When modeling biological responses using Bayesian non-parametric regression, prior information may be available on the shape of the response in the form of non-linear function spaces that define the general shape of the response. To incorporate such information into the analysis, we develop a non-linear functional shrinkage (NLFS) approach that uniformly shrinks the non-parametric fitted function into a non-linear function space while allowing for fits outside of this space when the data suggest alternative shapes. This approach extends existing functional shrinkage approaches into linear subspaces to shrinkage into non-linear function spaces using a Taylor series expansion and corresponding updating of non-linear parameters. We demonstrate this general approach on the Hill model, a popular, biologically motivated model, and show that shrinkage into combined function spaces, i.e., where one has two or more non-linear functions a priori, is straightforward. We demonstrate this approach through synthetic and real data. Computational details on the underlying MCMC sampling are provided with data and analysis available in an online supplement.

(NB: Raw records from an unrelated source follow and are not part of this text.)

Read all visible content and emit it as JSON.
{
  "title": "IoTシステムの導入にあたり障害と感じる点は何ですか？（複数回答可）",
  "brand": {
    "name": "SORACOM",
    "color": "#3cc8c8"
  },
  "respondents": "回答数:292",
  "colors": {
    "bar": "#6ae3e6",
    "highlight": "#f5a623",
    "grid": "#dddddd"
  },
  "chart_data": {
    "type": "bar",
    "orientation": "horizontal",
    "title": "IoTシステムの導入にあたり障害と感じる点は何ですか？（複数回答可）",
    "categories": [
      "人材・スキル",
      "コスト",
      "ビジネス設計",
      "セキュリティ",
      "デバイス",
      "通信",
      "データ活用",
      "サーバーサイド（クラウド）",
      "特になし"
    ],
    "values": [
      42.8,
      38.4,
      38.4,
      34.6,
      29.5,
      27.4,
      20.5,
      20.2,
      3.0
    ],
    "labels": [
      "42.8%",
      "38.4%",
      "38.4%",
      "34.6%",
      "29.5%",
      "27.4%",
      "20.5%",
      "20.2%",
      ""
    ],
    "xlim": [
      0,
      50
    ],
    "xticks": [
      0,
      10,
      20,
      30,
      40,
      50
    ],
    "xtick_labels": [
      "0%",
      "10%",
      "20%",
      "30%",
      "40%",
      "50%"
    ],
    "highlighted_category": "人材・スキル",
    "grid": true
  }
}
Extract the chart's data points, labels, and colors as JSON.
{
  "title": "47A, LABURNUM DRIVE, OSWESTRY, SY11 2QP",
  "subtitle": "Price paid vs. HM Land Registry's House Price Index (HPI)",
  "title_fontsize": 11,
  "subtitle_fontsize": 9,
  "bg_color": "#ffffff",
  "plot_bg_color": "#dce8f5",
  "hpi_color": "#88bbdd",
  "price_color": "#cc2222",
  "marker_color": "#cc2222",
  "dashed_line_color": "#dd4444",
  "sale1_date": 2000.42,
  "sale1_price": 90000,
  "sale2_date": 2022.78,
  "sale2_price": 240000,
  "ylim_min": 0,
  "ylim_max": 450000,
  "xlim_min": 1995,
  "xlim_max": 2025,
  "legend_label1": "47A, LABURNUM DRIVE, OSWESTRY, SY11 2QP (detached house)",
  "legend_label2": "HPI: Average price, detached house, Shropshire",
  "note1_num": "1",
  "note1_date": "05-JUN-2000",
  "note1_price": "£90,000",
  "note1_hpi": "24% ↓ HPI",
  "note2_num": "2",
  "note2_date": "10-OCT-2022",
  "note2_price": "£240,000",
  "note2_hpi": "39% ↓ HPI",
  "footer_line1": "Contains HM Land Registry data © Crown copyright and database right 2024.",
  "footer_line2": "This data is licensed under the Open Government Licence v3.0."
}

翻译：在使用贝叶斯非参数回归建模生物响应时，关于响应形态的先验信息可能以非线性函数空间的形式存在，这些函数空间定义了响应的一般形态。为了将此类信息纳入分析，我们提出了一种非线性函数收缩方法，该方法将非参数拟合函数均匀收缩至非线性函数空间，同时当数据表明存在其他形态时，允许在该空间外进行拟合。该方法通过泰勒级数展开及相应的非线性参数更新，将现有线性子空间函数收缩方法扩展至非线性函数空间。我们以具有生物学基础的经典Hill模型为例展示了该通用方法，并证明收缩至复合函数空间（即先验存在两个或更多非线性函数的情况）具有直接可行性。通过合成数据与真实数据验证了该方法的有效性。关于底层MCMC采样的计算细节随附于在线补充材料中，其中包含相关数据与分析结果。